Saturday


This morning I was woken by the sound of my bedroom door sliding open. This is becoming the new norm. It's usually one of two people, Master Eleven or Miss Eight. They love to come in for morning cuddles and don't really like when I sleep in.

It's 7:46am and I try to get out of bed but my mind and body are working against me. I get up to pee and then crawl back in, putting up the blinds so I can stare out of the window for a while and be with my thoughts. 

Miss Eight brings dolls in and is telling me all about each one. She makes up so many wonderful games and plays 'make believe' like an expert.

The Husband is already up and so I send him a text 'cause I want a hug. He comes in and we have ten minutes to ourselves to talk about the day ahead. He says he'll take Master Eleven to the skate park and then grab some groceries on their way home. 

8:35am and Master Thirteen is still in bed. I open his door to find him awake and reading. Miss Eight is asking me what she should eat for breakfast, this is her new dilemma... cereal or toast just isn't making the cut these days. 

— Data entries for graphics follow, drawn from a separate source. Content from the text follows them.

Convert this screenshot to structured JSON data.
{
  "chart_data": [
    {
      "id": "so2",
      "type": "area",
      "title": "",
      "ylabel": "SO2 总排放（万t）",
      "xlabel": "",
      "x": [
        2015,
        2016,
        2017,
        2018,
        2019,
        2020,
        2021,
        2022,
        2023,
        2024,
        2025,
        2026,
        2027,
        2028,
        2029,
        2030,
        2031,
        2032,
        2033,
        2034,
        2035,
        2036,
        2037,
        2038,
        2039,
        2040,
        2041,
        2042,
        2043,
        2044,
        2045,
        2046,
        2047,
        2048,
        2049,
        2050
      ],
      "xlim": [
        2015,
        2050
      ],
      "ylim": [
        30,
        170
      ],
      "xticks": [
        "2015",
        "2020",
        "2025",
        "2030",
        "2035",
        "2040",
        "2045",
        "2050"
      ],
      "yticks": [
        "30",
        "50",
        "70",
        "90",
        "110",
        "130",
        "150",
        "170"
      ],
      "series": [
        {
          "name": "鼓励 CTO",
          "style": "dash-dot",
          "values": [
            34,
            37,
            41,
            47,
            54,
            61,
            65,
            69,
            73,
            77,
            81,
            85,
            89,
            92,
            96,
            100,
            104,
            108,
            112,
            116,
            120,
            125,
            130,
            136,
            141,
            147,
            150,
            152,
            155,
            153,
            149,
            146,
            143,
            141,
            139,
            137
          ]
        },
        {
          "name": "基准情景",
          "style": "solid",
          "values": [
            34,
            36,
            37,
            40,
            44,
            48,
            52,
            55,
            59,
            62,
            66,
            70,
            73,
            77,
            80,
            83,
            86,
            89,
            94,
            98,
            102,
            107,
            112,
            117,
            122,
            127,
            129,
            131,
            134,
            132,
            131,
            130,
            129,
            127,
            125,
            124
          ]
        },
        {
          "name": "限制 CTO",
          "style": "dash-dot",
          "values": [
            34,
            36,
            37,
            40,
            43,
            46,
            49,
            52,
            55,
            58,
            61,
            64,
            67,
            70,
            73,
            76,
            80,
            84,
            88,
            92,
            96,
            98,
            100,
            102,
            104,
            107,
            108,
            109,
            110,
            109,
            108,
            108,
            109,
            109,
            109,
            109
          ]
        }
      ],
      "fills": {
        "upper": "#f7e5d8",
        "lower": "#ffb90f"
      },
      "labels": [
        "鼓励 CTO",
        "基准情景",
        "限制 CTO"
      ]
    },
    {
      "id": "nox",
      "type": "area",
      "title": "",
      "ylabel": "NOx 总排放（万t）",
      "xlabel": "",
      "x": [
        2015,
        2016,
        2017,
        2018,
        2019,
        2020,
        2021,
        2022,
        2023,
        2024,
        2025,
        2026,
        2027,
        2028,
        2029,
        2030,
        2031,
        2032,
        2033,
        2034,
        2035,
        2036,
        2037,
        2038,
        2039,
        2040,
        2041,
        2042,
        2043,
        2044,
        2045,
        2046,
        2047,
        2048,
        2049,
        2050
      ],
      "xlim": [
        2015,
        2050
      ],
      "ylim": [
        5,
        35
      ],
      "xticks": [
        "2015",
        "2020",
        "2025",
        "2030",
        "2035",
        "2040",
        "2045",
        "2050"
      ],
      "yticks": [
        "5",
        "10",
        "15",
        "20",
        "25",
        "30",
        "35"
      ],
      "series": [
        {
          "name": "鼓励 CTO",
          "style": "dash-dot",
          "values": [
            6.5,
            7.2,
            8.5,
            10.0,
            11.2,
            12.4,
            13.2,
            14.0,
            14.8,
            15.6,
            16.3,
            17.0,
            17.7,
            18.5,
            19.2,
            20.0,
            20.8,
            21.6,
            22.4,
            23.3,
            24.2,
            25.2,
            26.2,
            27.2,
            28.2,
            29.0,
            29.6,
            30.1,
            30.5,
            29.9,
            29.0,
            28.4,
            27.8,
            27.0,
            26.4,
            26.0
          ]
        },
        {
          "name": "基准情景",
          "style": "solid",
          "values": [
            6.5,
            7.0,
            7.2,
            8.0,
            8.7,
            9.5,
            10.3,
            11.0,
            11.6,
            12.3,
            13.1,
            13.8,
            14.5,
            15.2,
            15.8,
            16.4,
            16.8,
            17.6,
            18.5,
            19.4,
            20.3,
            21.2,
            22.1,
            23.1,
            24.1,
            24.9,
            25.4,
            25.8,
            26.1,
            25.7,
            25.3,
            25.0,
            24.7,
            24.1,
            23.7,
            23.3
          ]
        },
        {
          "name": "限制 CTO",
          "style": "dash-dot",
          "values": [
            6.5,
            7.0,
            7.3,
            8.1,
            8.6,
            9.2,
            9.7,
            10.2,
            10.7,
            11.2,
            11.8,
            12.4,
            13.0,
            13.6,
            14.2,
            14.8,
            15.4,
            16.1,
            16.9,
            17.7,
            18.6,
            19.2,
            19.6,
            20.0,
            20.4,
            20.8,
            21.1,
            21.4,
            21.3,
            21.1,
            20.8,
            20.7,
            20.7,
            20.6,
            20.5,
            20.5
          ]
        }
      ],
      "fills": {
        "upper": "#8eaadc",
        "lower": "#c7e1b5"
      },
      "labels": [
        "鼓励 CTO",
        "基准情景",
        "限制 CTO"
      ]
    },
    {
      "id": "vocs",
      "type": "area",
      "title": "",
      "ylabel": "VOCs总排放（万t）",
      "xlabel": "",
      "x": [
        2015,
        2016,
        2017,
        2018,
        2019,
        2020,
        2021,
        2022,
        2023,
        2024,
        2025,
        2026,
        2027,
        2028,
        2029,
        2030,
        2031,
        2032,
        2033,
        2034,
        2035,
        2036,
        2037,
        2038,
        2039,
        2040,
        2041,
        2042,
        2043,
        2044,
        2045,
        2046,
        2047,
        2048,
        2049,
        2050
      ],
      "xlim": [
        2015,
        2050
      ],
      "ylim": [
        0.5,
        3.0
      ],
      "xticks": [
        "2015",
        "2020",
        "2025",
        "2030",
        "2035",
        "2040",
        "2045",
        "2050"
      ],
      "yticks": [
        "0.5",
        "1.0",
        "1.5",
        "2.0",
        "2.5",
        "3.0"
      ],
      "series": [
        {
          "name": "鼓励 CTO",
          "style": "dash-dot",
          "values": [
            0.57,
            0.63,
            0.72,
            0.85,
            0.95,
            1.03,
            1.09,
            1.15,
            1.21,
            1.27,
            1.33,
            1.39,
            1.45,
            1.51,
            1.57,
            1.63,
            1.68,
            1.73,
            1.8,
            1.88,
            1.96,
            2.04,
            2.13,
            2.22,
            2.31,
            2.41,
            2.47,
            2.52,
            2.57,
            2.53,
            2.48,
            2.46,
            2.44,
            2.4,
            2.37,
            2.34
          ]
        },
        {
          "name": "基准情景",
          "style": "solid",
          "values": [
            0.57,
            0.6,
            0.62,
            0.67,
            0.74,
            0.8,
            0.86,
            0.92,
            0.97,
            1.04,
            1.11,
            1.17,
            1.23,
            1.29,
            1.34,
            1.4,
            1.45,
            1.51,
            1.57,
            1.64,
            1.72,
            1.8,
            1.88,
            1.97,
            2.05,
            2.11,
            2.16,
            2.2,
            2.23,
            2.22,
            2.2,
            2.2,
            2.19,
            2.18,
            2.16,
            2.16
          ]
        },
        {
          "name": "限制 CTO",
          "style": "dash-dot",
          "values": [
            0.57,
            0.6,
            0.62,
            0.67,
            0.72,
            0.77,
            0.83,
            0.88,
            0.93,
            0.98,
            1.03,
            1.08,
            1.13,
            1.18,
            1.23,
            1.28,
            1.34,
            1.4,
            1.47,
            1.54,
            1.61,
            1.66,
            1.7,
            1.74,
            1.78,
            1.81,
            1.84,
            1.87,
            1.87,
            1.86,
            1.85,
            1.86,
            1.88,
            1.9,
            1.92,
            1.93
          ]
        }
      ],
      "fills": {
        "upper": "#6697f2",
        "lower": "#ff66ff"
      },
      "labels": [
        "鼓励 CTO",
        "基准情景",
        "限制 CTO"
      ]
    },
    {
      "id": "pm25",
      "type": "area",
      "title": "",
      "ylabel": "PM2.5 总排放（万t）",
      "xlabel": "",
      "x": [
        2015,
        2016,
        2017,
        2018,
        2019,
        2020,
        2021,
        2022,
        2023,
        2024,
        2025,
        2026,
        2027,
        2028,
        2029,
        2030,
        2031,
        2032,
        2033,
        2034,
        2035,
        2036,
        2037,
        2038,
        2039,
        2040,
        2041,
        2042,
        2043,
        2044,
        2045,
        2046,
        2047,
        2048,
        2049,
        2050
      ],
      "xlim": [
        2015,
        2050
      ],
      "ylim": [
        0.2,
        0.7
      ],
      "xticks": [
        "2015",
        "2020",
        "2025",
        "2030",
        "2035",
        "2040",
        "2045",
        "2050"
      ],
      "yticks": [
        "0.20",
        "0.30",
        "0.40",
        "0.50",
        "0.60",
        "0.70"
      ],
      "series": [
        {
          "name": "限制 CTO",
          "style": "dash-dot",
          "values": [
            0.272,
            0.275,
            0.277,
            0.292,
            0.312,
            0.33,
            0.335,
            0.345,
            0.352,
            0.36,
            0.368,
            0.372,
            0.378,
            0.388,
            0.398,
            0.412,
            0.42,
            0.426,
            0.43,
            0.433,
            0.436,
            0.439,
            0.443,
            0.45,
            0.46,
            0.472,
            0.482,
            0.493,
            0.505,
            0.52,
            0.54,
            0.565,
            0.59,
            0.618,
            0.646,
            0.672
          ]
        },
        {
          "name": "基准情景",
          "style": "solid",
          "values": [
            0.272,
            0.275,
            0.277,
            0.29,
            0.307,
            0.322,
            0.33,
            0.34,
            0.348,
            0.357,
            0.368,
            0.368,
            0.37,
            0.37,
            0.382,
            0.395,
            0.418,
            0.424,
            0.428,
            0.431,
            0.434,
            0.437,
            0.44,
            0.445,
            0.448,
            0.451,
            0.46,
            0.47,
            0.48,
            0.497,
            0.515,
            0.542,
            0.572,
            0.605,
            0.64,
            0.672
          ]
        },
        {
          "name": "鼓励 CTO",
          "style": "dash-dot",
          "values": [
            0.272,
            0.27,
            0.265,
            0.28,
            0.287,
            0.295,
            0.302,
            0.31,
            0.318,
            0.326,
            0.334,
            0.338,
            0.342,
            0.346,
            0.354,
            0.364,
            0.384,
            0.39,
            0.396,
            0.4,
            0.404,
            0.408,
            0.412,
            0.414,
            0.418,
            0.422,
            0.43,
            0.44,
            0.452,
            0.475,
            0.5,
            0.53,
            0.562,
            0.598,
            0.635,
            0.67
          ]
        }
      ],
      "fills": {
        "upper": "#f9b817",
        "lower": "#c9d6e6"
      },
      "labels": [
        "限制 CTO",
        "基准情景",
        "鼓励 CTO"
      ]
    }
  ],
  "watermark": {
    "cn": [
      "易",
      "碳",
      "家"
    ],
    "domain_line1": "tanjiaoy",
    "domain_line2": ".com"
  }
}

I cook up some eggs and hash browns for M13 and M8. M8 drowns hers in tomato sauce. I make a smoothie and some avo on toast for myself and dive into some school work. This year I am teaching Year One and I am enthusiastically prepping some classroom decor. The laminator is heating up ready for a days work. 

Around 11am The Husband and M11 arrive home, loaded with bags of food to unpack. I pop all the food away while the kids get ready for a swim and The Husband heads to bed in prep for night shift. 

Sitting by the pool I often catch myself realising that this life of mine is pretty flippin' awesome. I feel grateful (amid the bouts of arguing and pushing and tears) and as I dive under the water I can almost feel all stresses and worries leave my body - if only for a few minutes I feel carefree and peaceful.

We come inside for lunch and hide for the remainder of the day in air con with the blinds down. It's 33 degrees outside and we are tired. We eat and the kids play happily either reading, building Technic Lego or playing with dolls. 

Not surprisingly, as if on cue, they ask for screen around 2pm. I oblige and take myself to the lounge, deciding to close my laptop for a while. I bask in the hour of not being needed.

Around 4pm I force myself to think about dinner. Sometimes I love cooking, but on hot days it really is a chore. I settle on making enchiladas so get to work in the kitchen, cranking the air con up (down?) to offset the heat radiating from the stove and oven. 

By 5pm we are eating around the kitchen bench, squeezing in a meal altogether before The Husband leaves for work. He feeds the dogs, gives a round of kisses goodbye and heads off for the night.

The kids cycle through the shower, I ensure teeth are brushed and make my rounds to each room, checking in with them, reading stories and saying goodnight.

My evenings are usually the same. Too many minutes spent flicking through the endless options of things to watch on TV before deciding on Friends because its the thing to put on when I can't decide what to put on and I open my laptop to blog. 

It's 10:04pm and my M8 is beside me in my bed. She does this often when The Husband is at work. She knows there is a spot there... I don't really mind. She is too wonderful for me to want her anywhere else but next to me.